After the Friday prayer and the weekly class in religion that Sheikh El Samman delivers at the Salam Mosque in Medinet Nasr, Hagg Azzam requested a private interview with the sheikh and talked to him about his problem. The sheikh listened attentively, was silent for a while, then said with a vehemence that was not far from anger, “Glory be, Hagg! Why, my brother, make things difficult for yourself when God has made them easy for you? Why open the door for Satan, so that you can fall into error? You have to protect yourself, as God commanded. God has made marriage to more than one wife lawful for you so long as you behave with justice. Put your trust in God and make haste to do what is right before you fall into what is wrong!”
“I’m an old man. I’m afraid of what people might say if I married.”
“If I didn’t know your righteousness and God-fearingness, I would think badly of you. Which is worthier of your fear, man? What people say, or the anger of the Merciful, Glorious, and Magnificent? Would you make forbidden what God has made lawful? You are potent, your health is excellent, and you find in yourself a desire for women. Marry and treat both your wives equally. God loves you to make lawful use of what He has permitted.”
Hagg Azzam hesitated for a long while (or made a show of doing so), but Sheikh El Samman kept on at him until he convinced him. He even (and for this he was to be thanked) undertook to convince his three sons, Fawzi, Qadri, and Hamdi (the public prosecutor). The last two received the news of their father’s wish to get married with astonishment but accepted it anyway. Fawzi, the elder son and his father’s right hand at work, seemed not to approve, though he did not make his reason for objecting explicit. In the end, he said grudgingly, “If the Hagg has to marry, then it’s up to us to make sure he chooses well, so he doesn’t fall into the hands of some bitch who will make his life hell.”
The principle was established, then, and it remained to mount a search for a suitable wife. Hagg Azzam commissioned his most trusted friends to look for a nice girl and during the next few months saw many candidates but with his broad experience refused any in whose conduct he found anything to object to. This one was outstandingly lovely but had her face uncovered, was pert, and he could not entrust her with his honor; that one was young and spoiled and would exhaust him with her demands; and the one after was greedy and loved money. Thus, the Hagg refused all candidates until he met Souad Gaber, a salesclerk in the Hannaux department store in Alexandria. She was divorced and had one son, and as soon as the Hagg saw her she beguiled his heart — a light-skinned woman, full-bodied, beautiful, who covered her hair, which was black and smooth and flowing, the tresses peeking out from beneath her headscarf.

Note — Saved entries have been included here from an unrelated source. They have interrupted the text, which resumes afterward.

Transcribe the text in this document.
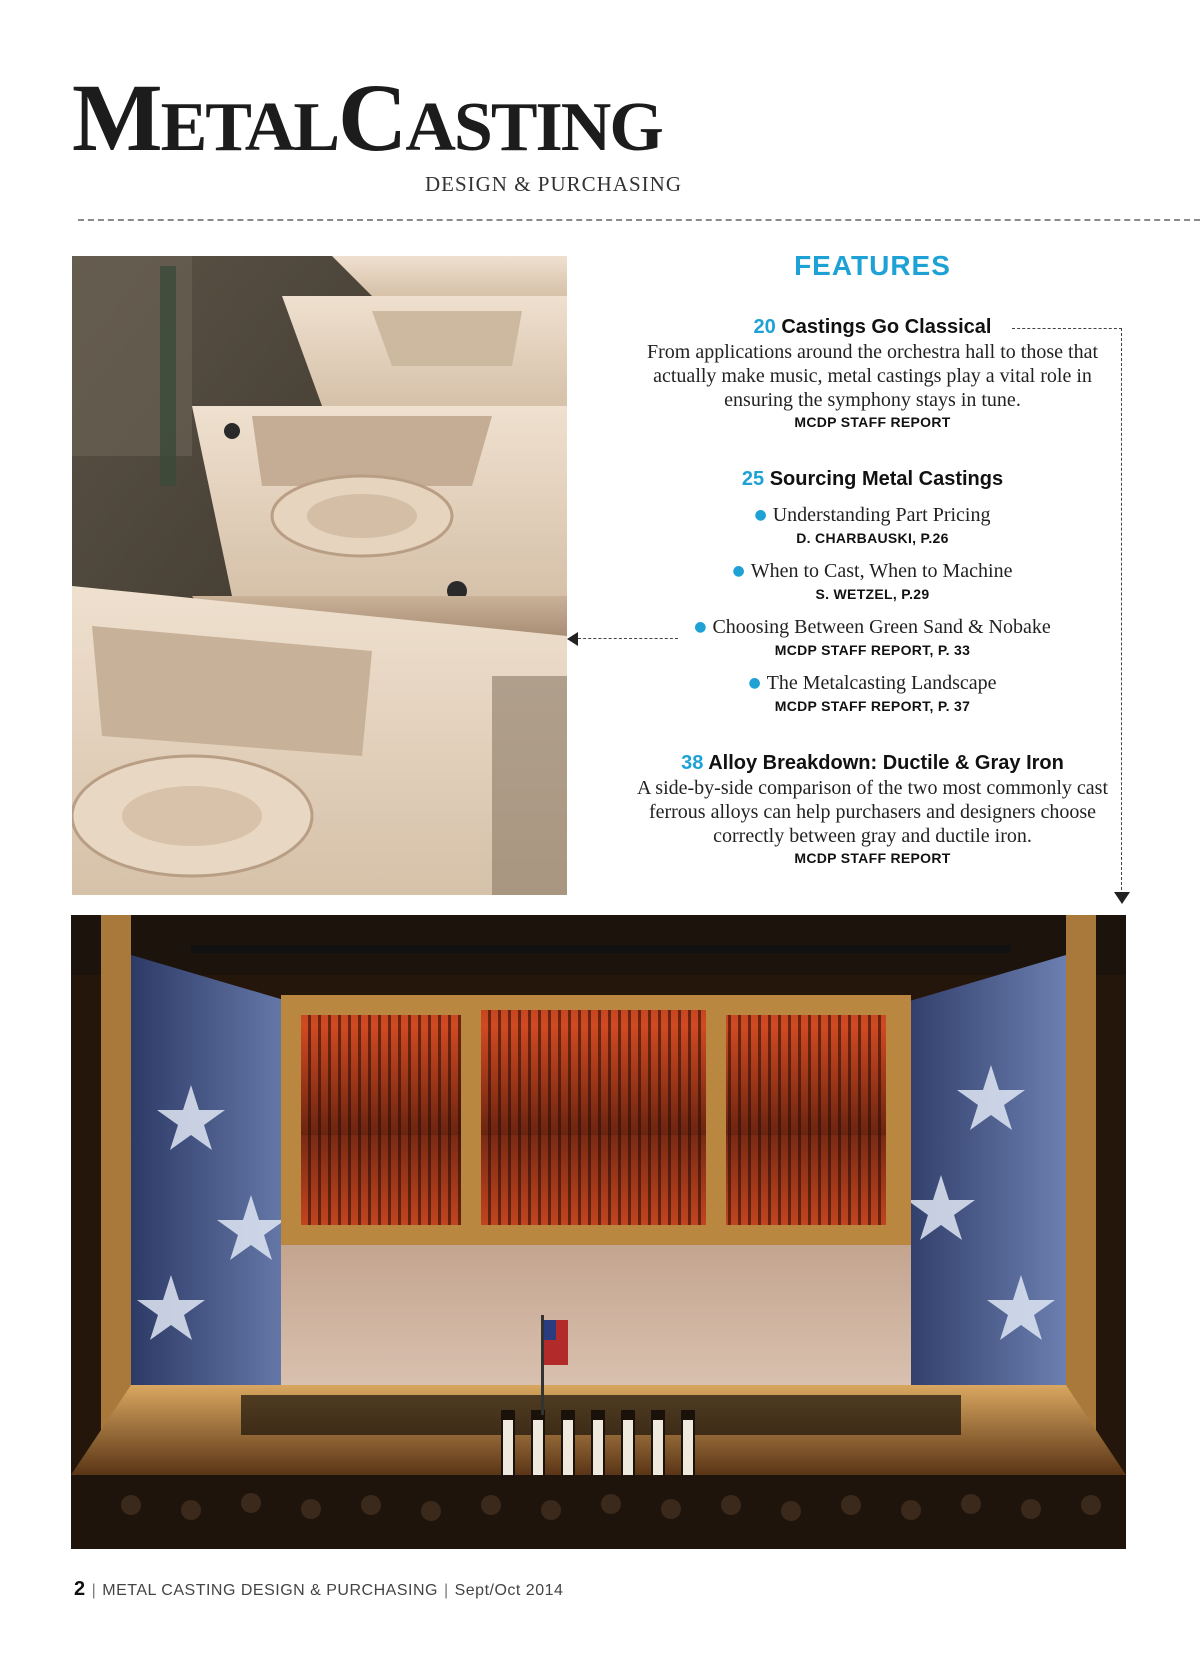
METALCASTING
DESIGN & PURCHASING
FEATURES
20 Castings Go Classical
From applications around the orchestra hall to those that actually make music, metal castings play a vital role in ensuring the symphony stays in tune.
MCDP STAFF REPORT
25 Sourcing Metal Castings
● Understanding Part Pricing
D. CHARBAUSKI, P.26
● When to Cast, When to Machine
S. WETZEL, P.29
● Choosing Between Green Sand & Nobake
MCDP STAFF REPORT, P. 33
● The Metalcasting Landscape
MCDP STAFF REPORT, P. 37
38 Alloy Breakdown: Ductile & Gray Iron
A side-by-side comparison of the two most commonly cast ferrous alloys can help purchasers and designers choose correctly between gray and ductile iron.
MCDP STAFF REPORT
2 | METAL CASTING DESIGN & PURCHASING | Sept/Oct 2014
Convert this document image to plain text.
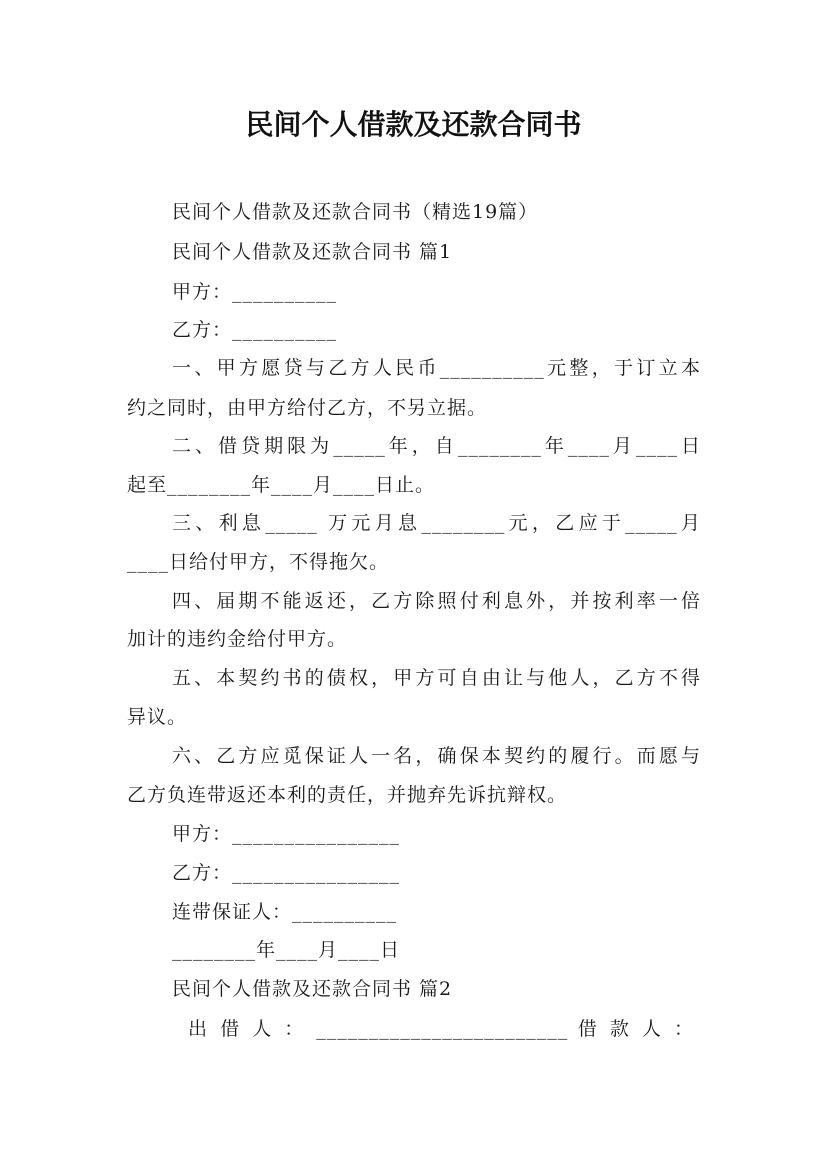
民间个人借款及还款合同书
民间个人借款及还款合同书（精选19篇）
民间个人借款及还款合同书 篇1
甲方：__________
乙方：__________
一、甲方愿贷与乙方人民币__________元整，于订立本
约之同时，由甲方给付乙方，不另立据。
二、借贷期限为_____年，自________年____月____日
起至________年____月____日止。
三、利息_____ 万元月息________元，乙应于_____月
____日给付甲方，不得拖欠。
四、届期不能返还，乙方除照付利息外，并按利率一倍
加计的违约金给付甲方。
五、本契约书的债权，甲方可自由让与他人，乙方不得
异议。
六、乙方应觅保证人一名，确保本契约的履行。而愿与
乙方负连带返还本利的责任，并抛弃先诉抗辩权。
甲方：________________
乙方：________________
连带保证人：__________
________年____月____日
民间个人借款及还款合同书 篇2
出 借 人 ： ________________________ 借 款 人 ：
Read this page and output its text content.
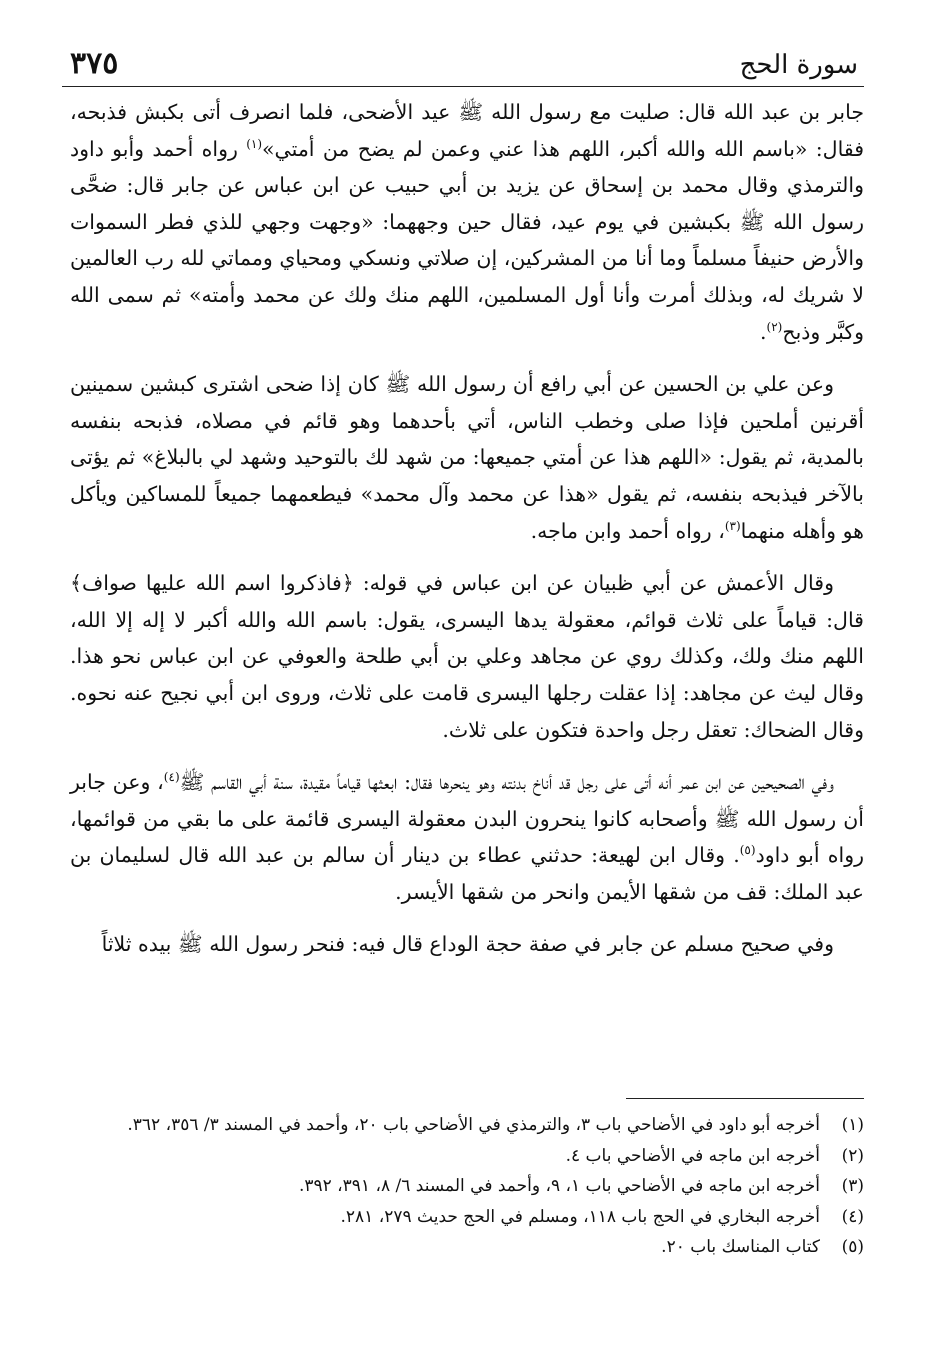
سورة الحج
٣٧٥

جابر بن عبد الله قال: صليت مع رسول الله ﷺ عيد الأضحى، فلما انصرف أتى بكبش فذبحه، فقال: «باسم الله والله أكبر، اللهم هذا عني وعمن لم يضح من أمتي»$^{(١)}$ رواه أحمد وأبو داود والترمذي وقال محمد بن إسحاق عن يزيد بن أبي حبيب عن ابن عباس عن جابر قال: ضحَّى رسول الله ﷺ بكبشين في يوم عيد، فقال حين وجههما: «وجهت وجهي للذي فطر السموات والأرض حنيفاً مسلماً وما أنا من المشركين، إن صلاتي ونسكي ومحياي ومماتي لله رب العالمين لا شريك له، وبذلك أمرت وأنا أول المسلمين، اللهم منك ولك عن محمد وأمته» ثم سمى الله وكبَّر وذبح$^{(٢)}$.

وعن علي بن الحسين عن أبي رافع أن رسول الله ﷺ كان إذا ضحى اشترى كبشين سمينين أقرنين أملحين فإذا صلى وخطب الناس، أتي بأحدهما وهو قائم في مصلاه، فذبحه بنفسه بالمدية، ثم يقول: «اللهم هذا عن أمتي جميعها: من شهد لك بالتوحيد وشهد لي بالبلاغ» ثم يؤتى بالآخر فيذبحه بنفسه، ثم يقول «هذا عن محمد وآل محمد» فيطعمهما جميعاً للمساكين ويأكل هو وأهله منهما$^{(٣)}$، رواه أحمد وابن ماجه.

وقال الأعمش عن أبي ظبيان عن ابن عباس في قوله: ﴿فاذكروا اسم الله عليها صواف﴾ قال: قياماً على ثلاث قوائم، معقولة يدها اليسرى، يقول: باسم الله والله أكبر لا إله إلا الله، اللهم منك ولك، وكذلك روي عن مجاهد وعلي بن أبي طلحة والعوفي عن ابن عباس نحو هذا. وقال ليث عن مجاهد: إذا عقلت رجلها اليسرى قامت على ثلاث، وروى ابن أبي نجيح عنه نحوه. وقال الضحاك: تعقل رجل واحدة فتكون على ثلاث.

وفي الصحيحين عن ابن عمر أنه أتى على رجل قد أناخ بدنته وهو ينحرها فقال: ابعثها قياماً مقيدة، سنة أبي القاسم ﷺ$^{(٤)}$، وعن جابر أن رسول الله ﷺ وأصحابه كانوا ينحرون البدن معقولة اليسرى قائمة على ما بقي من قوائمها، رواه أبو داود$^{(٥)}$. وقال ابن لهيعة: حدثني عطاء بن دينار أن سالم بن عبد الله قال لسليمان بن عبد الملك: قف من شقها الأيمن وانحر من شقها الأيسر.

وفي صحيح مسلم عن جابر في صفة حجة الوداع قال فيه: فنحر رسول الله ﷺ بيده ثلاثاً

(١)
أخرجه أبو داود في الأضاحي باب ٣، والترمذي في الأضاحي باب ٢٠، وأحمد في المسند ٣/ ٣٥٦، ٣٦٢.
(٢)
أخرجه ابن ماجه في الأضاحي باب ٤.
(٣)
أخرجه ابن ماجه في الأضاحي باب ١، ٩، وأحمد في المسند ٦/ ٨، ٣٩١، ٣٩٢.
(٤)
أخرجه البخاري في الحج باب ١١٨، ومسلم في الحج حديث ٢٧٩، ٢٨١.
(٥)
كتاب المناسك باب ٢٠.
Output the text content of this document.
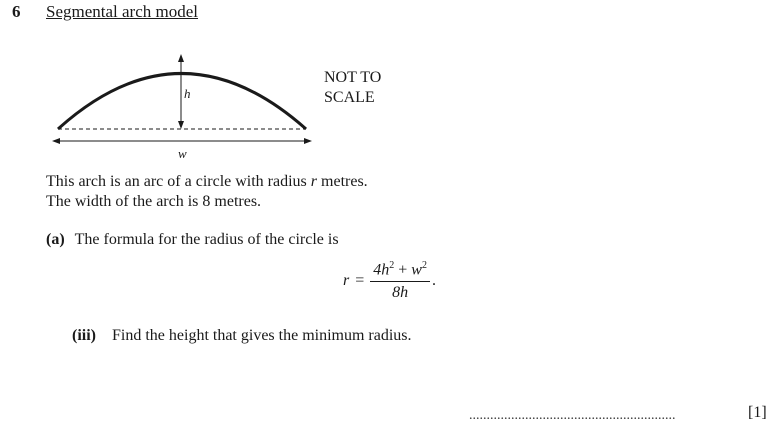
6 Segmental arch model
h
w
NOT TO
SCALE
This arch is an arc of a circle with radius r metres.
The width of the arch is 8 metres.
(a) The formula for the radius of the circle is
$r = \frac{4h^2 + w^2}{8h}$ .
(iii) Find the height that gives the minimum radius.
...........................................................	[1]
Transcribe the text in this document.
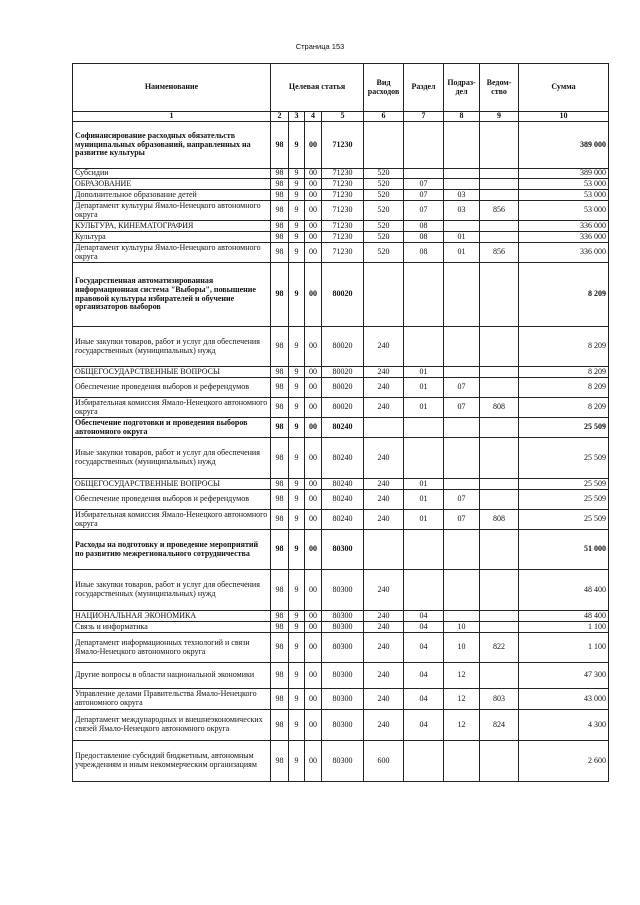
Страница 153
Наименование	Целевая статья				Вид расходов	Раздел	Подраз-дел	Ведом-ство	Сумма
1	2	3	4	5	6	7	8	9	10
Софинансирование расходных обязательств муниципальных образований, направленных на развитие культуры	98	9	00	71230					389 000
Субсидии	98	9	00	71230	520				389 000
ОБРАЗОВАНИЕ	98	9	00	71230	520	07			53 000
Дополнительное образование детей	98	9	00	71230	520	07	03		53 000
Департамент культуры Ямало-Ненецкого автономного округа	98	9	00	71230	520	07	03	856	53 000
КУЛЬТУРА, КИНЕМАТОГРАФИЯ	98	9	00	71230	520	08			336 000
Культура	98	9	00	71230	520	08	01		336 000
Департамент культуры Ямало-Ненецкого автономного округа	98	9	00	71230	520	08	01	856	336 000
Государственная автоматизированная информационная система "Выборы", повышение правовой культуры избирателей и обучение организаторов выборов	98	9	00	80020					8 209
Иные закупки товаров, работ и услуг для обеспечения государственных (муниципальных) нужд	98	9	00	80020	240				8 209
ОБЩЕГОСУДАРСТВЕННЫЕ ВОПРОСЫ	98	9	00	80020	240	01			8 209
Обеспечение проведения выборов и референдумов	98	9	00	80020	240	01	07		8 209
Избирательная комиссия Ямало-Ненецкого автономного округа	98	9	00	80020	240	01	07	808	8 209
Обеспечение подготовки и проведения выборов автономного округа	98	9	00	80240					25 509
Иные закупки товаров, работ и услуг для обеспечения государственных (муниципальных) нужд	98	9	00	80240	240				25 509
ОБЩЕГОСУДАРСТВЕННЫЕ ВОПРОСЫ	98	9	00	80240	240	01			25 509
Обеспечение проведения выборов и референдумов	98	9	00	80240	240	01	07		25 509
Избирательная комиссия Ямало-Ненецкого автономного округа	98	9	00	80240	240	01	07	808	25 509
Расходы на подготовку и проведение мероприятий по развитию межрегионального сотрудничества	98	9	00	80300					51 000
Иные закупки товаров, работ и услуг для обеспечения государственных (муниципальных) нужд	98	9	00	80300	240				48 400
НАЦИОНАЛЬНАЯ ЭКОНОМИКА	98	9	00	80300	240	04			48 400
Связь и информатика	98	9	00	80300	240	04	10		1 100
Департамент информационных технологий и связи Ямало-Ненецкого автономного округа	98	9	00	80300	240	04	10	822	1 100
Другие вопросы в области национальной экономики	98	9	00	80300	240	04	12		47 300
Управление делами Правительства Ямало-Ненецкого автономного округа	98	9	00	80300	240	04	12	803	43 000
Департамент международных и внешнеэкономических связей Ямало-Ненецкого автономного округа	98	9	00	80300	240	04	12	824	4 300
Предоставление субсидий бюджетным, автономным учреждениям и иным некоммерческим организациям	98	9	00	80300	600				2 600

The eyes were black, wide, and bewitching, the lips plump and sensual, and she was clean, and her attention to the minutiae of her body was outstanding as is usually the case with the women of Alexandria. Her finger- and toenails were clipped and the tips were cleaned, though they were not painted (so that the varnish would not form an impediment to the water she used for her ritual ablutions). Her hands were soft, tender-skinned, and rubbed with cream. Even her heels were extremely clean, smooth, firm, and free of any cracking, and were suffused with a delicate redness as a result of being polished with pumice.